Contemporary dance performance

Contemporary dance performance

Chester Cathedral’s Contemporary Performance Artist in Residence, Claire Henderson-Davis, will perform a contemporary dance interpretation of Marcel Dupré’s Symphonie-Passion this Easter.

The work, entitled Anima, is choreographed by Claire Henderson Davis and Bettina Carpi, a Chester-based dance artist.  Anima is performed by Claire and Bettina with a company drawn from the cathedral, the local community and students from Chester University Dance Department.  Symphonie-Passion is played on the cathedral’s Grand Organ by Philip Rushforth, Director of Music.

The performance of Anima is part of the cathedral’s Easter programme.  Birth, death, and resurrection – the central themes of Easter and of Dupré’s organ masterpiece – are interpreted within the framework of the human struggle to become differentiated and mature in the face of the mob.

Anima will take place three times on Monday 10th April at 11.00am, 3.00pm and 6.30pm and will be free.  The performance will seek to gather anyone who might be in the cathedral at those times as well as those who have come specifically to see the piece.

Anima will be performed in the South Transept, under Metamorphosis, the sculptural installation in paper by Richard Sweeney, which provides an exciting visual context for the work.
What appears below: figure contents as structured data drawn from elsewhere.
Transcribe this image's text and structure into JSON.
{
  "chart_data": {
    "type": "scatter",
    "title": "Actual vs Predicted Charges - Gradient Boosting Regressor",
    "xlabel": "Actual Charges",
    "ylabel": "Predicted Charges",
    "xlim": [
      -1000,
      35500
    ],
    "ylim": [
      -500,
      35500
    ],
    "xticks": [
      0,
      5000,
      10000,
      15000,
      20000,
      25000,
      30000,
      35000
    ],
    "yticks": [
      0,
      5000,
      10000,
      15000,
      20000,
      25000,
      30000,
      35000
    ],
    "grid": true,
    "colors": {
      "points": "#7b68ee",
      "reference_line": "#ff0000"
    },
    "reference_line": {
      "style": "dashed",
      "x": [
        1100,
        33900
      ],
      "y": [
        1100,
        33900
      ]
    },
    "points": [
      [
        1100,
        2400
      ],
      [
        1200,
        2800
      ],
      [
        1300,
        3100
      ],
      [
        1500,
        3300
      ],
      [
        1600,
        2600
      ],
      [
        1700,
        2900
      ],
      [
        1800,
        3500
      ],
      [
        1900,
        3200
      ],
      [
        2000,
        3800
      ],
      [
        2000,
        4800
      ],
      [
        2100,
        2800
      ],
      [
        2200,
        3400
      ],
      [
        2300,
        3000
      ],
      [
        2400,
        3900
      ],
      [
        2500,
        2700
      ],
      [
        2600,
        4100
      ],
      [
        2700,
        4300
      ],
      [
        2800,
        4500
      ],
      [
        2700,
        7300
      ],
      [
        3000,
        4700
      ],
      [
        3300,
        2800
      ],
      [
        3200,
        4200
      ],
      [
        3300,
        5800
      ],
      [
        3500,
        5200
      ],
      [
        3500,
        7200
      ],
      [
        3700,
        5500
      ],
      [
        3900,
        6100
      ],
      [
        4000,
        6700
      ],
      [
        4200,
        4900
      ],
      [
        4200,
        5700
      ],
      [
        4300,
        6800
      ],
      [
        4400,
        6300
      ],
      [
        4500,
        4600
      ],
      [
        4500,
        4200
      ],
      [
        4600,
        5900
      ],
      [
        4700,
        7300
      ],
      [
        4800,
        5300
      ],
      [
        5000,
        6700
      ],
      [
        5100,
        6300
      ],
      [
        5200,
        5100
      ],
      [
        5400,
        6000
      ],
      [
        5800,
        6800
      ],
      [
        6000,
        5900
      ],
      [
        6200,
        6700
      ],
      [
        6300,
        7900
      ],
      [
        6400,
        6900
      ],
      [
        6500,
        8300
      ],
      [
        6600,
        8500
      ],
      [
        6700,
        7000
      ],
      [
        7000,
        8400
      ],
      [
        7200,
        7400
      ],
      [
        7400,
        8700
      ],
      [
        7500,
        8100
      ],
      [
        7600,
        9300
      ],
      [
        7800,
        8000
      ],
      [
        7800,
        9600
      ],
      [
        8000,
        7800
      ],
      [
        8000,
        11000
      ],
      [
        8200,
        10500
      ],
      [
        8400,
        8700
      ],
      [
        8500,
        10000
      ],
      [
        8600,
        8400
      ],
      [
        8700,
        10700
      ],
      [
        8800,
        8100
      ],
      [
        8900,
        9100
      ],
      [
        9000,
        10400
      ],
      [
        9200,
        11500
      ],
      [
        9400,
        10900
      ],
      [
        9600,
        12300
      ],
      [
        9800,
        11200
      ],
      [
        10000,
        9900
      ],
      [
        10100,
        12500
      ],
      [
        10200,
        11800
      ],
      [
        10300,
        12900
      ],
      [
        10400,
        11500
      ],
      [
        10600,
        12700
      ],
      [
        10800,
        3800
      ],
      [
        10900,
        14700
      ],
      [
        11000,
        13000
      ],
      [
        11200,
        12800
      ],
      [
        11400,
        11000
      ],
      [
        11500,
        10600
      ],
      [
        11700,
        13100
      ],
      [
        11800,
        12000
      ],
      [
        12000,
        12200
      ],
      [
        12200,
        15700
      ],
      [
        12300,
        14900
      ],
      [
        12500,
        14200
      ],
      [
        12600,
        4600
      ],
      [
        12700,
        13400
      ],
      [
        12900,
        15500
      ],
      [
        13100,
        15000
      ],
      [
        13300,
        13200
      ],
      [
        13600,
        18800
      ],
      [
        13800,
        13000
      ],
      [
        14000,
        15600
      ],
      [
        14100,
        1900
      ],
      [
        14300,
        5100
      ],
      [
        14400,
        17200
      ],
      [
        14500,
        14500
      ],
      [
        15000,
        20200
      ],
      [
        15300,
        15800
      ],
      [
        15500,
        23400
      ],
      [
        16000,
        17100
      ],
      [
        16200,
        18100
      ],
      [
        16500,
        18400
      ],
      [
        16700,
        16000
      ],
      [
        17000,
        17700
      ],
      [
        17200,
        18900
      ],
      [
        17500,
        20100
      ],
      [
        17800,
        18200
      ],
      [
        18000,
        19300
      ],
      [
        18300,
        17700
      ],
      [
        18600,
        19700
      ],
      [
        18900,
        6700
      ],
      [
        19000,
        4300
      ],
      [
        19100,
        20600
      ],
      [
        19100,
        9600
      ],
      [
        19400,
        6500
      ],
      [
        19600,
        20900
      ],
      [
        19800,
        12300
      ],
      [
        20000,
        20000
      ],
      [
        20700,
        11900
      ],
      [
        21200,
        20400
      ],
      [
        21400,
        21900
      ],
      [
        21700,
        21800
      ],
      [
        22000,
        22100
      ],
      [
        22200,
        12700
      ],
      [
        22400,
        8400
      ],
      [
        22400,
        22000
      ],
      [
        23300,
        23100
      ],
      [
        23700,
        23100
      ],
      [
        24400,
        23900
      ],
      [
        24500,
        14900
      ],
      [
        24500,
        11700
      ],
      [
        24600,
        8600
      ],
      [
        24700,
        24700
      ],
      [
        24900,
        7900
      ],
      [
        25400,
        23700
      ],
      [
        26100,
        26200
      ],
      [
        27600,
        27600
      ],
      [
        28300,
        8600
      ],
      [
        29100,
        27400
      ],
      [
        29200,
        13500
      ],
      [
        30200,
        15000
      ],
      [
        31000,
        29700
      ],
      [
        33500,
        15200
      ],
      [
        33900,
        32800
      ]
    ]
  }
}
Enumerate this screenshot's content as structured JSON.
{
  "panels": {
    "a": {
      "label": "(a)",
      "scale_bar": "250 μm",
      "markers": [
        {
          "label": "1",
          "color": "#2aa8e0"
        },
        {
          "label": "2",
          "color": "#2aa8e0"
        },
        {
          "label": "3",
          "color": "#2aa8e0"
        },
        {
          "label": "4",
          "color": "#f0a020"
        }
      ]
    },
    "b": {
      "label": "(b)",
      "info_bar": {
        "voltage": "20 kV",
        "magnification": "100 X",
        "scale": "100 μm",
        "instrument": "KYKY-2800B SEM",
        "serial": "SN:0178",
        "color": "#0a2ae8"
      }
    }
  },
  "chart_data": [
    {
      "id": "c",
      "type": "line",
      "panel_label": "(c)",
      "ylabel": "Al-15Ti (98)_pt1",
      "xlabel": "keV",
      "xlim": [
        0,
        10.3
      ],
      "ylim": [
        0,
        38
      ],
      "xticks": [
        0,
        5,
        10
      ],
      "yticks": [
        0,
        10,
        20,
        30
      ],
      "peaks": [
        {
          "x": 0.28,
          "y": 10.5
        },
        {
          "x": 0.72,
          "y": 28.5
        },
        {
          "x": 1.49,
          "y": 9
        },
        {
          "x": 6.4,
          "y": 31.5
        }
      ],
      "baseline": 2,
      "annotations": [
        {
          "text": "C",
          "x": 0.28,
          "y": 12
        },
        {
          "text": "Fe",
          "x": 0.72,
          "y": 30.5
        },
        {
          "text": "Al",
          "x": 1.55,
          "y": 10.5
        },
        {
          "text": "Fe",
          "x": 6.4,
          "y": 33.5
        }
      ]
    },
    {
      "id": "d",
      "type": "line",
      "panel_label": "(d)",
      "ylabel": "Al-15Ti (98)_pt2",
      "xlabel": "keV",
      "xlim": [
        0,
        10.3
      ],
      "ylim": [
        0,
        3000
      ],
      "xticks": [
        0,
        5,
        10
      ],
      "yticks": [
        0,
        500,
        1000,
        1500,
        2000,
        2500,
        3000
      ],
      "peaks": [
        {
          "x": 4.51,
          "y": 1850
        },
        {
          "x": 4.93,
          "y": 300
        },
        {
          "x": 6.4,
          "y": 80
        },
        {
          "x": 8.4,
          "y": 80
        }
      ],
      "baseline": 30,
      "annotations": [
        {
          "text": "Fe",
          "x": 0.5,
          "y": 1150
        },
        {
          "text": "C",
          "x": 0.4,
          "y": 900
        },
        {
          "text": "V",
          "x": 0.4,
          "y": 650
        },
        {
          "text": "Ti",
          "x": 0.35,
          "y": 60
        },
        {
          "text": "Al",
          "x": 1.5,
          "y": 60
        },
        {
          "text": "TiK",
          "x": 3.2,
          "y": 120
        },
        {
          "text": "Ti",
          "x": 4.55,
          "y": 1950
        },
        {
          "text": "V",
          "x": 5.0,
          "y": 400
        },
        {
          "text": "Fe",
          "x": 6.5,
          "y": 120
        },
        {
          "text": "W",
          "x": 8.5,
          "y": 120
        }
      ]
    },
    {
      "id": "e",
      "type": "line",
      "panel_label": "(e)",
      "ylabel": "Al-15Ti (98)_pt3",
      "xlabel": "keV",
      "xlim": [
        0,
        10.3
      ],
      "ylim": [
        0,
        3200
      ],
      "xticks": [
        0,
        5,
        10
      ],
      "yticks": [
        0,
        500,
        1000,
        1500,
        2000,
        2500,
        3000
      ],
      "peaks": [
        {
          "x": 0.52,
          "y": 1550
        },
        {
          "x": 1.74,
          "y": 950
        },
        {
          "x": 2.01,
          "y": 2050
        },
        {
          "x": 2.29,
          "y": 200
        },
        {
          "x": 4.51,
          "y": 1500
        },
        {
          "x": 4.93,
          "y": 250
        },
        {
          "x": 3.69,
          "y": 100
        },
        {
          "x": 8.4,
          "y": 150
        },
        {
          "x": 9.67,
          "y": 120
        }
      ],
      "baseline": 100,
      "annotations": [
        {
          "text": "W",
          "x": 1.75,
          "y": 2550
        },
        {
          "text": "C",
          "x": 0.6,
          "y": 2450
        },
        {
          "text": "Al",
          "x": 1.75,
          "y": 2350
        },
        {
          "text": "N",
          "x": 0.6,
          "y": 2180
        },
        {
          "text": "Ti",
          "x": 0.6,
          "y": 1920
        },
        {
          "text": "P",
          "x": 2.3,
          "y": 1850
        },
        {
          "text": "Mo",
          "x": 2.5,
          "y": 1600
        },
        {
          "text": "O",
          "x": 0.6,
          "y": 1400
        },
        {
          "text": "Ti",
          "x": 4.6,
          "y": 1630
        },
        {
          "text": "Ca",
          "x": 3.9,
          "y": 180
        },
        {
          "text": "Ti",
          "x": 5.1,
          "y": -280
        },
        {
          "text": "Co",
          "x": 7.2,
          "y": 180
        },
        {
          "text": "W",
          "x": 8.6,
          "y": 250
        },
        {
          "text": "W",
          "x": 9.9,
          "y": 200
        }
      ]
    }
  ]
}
Claire Henderson Davis said:

“‘Anima’ means the soul or inner self or the feminine part of the psyche and the piece, performed by a company of women, explores themes of connection and disconnection, of belonging, and of the relation of the individual to the group.  It engages in a dialogue with the music without enacting the passion story in a literal way.”

Marcel Dupré was born in Rouen and became well known in Britain during the First World War when he was acting organist at Notre-Dame, Paris. His first recital in Britain was given at the Royal Albert Hall in 1920 and he came to play in Chester Cathedral on two occasions in 1922.  It was said that the cathedral was ‘thronged from end to end’ with spectators.